The plan echoes the draconian rules brought in under the Sarbanes-Oxley Act in the US framed in response to the financial scandal at Enron, the world's biggest corporate collapse.
That act made company directors personally liable for all financial reports they signed off with penalties of up to 20 years in prison if they were found to be false.
Sarbox, as it became known, was discredited for causing corporate decision-making paralysis as well as leading to a huge rise in accounting costs. Companies were forced to demand more time of their auditors to get the figures right and the auditors billed accordingly, leading to a huge rise in fees for the Big Four international accounting giants.
City law firm Berwin Leighton Paisner said putting such an onus on finance directors in the UK as part of Darling's wider clampdown on tax avoidance could be potentially disastrous.

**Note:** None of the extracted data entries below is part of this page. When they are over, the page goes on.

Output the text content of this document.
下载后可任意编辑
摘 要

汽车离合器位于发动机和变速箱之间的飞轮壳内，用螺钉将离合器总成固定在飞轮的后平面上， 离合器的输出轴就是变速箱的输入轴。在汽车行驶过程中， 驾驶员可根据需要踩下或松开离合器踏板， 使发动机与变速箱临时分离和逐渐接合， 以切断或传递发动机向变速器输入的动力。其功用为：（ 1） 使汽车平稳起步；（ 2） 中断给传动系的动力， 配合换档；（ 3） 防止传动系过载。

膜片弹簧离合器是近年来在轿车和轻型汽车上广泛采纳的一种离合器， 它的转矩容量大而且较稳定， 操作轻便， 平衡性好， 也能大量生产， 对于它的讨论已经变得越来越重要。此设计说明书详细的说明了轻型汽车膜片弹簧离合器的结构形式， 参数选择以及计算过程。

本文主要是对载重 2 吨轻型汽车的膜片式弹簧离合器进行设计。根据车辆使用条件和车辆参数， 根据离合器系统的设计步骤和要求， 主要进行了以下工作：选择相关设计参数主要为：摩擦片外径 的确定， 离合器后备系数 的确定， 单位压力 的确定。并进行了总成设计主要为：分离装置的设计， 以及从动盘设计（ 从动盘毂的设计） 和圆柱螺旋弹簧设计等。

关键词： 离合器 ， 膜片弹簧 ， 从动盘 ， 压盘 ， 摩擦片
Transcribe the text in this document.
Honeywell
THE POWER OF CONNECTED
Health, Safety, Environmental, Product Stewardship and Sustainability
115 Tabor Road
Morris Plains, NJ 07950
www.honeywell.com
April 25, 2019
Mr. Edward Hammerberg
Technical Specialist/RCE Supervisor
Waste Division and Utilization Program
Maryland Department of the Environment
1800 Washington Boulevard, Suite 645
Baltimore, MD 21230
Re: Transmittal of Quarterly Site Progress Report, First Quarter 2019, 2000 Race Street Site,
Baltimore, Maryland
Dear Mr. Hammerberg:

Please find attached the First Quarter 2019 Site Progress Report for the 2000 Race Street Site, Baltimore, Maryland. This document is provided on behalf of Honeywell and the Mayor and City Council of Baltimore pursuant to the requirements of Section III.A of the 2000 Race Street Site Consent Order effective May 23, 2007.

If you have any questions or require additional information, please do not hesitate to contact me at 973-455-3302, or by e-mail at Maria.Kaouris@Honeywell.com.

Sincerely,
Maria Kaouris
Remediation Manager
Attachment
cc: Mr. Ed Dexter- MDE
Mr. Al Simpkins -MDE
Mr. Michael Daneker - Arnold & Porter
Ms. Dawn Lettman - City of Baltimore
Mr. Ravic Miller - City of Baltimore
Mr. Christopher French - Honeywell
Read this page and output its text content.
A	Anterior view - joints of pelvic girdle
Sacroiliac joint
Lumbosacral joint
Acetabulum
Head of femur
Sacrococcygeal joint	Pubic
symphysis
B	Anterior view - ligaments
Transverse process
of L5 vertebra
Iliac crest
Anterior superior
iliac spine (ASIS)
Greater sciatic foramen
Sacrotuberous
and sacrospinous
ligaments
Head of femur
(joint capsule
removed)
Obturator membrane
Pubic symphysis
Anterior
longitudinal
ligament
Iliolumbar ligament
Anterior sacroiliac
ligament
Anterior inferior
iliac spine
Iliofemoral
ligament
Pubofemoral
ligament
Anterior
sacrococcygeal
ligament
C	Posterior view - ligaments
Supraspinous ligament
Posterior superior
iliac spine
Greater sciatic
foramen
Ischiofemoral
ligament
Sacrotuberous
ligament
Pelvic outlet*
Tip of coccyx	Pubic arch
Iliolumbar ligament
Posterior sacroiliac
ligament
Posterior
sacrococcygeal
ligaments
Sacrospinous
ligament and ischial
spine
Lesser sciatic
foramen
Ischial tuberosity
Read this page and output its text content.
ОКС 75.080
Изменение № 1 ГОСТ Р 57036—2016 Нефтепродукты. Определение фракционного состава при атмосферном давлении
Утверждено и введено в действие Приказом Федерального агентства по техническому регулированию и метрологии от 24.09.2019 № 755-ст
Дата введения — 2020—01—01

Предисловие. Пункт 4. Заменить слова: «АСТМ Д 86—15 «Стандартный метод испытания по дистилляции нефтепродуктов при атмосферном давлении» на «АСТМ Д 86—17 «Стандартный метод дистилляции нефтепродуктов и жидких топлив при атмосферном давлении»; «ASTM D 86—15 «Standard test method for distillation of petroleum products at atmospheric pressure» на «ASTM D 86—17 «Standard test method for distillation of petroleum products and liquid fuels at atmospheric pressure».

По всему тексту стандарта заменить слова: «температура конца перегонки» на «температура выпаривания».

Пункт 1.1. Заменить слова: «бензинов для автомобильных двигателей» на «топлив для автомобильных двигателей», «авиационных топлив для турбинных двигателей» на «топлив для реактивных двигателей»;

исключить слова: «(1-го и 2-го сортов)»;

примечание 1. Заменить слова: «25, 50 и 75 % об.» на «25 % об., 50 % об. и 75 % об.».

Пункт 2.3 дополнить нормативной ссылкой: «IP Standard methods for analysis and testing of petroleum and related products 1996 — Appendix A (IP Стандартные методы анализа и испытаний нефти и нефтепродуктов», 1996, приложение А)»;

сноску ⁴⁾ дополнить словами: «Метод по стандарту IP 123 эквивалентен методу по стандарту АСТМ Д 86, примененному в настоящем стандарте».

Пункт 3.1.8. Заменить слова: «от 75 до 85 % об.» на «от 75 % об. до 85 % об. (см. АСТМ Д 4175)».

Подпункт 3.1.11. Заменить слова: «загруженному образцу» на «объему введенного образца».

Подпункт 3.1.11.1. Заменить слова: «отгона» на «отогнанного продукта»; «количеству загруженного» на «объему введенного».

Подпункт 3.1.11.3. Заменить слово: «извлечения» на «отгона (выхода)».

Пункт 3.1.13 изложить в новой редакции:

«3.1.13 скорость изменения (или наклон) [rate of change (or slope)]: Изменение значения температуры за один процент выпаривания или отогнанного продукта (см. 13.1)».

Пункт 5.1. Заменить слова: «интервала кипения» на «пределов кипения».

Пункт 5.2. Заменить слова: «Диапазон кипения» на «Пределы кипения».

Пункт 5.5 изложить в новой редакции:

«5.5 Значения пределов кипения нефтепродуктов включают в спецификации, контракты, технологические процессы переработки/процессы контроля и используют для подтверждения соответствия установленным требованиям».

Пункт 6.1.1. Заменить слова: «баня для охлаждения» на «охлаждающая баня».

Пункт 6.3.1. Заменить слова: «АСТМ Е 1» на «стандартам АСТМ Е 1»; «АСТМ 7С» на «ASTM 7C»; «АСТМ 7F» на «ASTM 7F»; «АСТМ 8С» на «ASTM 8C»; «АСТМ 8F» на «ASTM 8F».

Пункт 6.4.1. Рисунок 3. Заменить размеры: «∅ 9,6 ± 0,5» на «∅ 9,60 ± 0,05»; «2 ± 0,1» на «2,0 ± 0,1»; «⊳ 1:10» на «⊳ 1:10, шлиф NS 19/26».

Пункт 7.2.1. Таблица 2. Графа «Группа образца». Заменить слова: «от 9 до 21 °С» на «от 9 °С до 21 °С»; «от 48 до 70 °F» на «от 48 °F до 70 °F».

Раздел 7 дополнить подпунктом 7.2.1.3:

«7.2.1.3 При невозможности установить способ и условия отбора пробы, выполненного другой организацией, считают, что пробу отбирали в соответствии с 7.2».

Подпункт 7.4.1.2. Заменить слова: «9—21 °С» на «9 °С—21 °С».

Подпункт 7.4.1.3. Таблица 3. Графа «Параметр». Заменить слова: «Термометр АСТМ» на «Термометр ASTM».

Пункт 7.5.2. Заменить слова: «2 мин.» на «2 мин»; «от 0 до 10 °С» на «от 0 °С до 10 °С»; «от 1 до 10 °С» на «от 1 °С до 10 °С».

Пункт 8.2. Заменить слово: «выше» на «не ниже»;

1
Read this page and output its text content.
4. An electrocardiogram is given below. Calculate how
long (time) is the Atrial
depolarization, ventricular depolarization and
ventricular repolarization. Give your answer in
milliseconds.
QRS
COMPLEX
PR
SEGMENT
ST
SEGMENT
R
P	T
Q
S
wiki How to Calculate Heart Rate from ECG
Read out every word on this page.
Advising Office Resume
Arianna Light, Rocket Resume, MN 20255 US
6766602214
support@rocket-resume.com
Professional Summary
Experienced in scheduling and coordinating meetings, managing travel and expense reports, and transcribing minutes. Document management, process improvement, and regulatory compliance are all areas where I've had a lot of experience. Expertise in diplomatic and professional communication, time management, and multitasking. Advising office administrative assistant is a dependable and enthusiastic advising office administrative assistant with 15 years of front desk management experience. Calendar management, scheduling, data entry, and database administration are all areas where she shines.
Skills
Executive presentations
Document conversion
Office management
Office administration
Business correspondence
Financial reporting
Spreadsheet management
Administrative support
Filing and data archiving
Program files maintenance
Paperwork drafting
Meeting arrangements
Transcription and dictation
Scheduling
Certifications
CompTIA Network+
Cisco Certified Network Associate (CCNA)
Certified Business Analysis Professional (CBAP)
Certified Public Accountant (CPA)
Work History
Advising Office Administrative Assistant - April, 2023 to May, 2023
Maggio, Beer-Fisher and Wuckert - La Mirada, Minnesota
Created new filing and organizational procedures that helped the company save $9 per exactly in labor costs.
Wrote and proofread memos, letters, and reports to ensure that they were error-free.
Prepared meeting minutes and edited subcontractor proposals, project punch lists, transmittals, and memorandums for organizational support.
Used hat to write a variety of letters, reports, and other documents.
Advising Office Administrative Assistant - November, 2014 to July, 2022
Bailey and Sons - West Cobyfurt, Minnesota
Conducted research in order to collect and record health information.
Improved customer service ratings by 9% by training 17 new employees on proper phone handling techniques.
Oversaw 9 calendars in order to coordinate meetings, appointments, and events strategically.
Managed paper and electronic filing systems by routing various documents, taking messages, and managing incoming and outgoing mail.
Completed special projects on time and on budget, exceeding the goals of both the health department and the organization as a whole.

"Britain is in danger of introducing Sarbanes-Oxley style legislation by the back door which would severely damage UK plc and further encourage companies to emigrate," said Berwin's head of tax Michael Wistow.
"While it is intended to ensure companies pay an extra £140 million of tax in the next four years, in reality it is likely to cause tax to distort commercial decisions.
"We have reservations — real concerns — about the potential implications of this.
"This is an extraordinary retrograde step which shows little sign of learning the lessons of Sarbanes-Oxley," he added.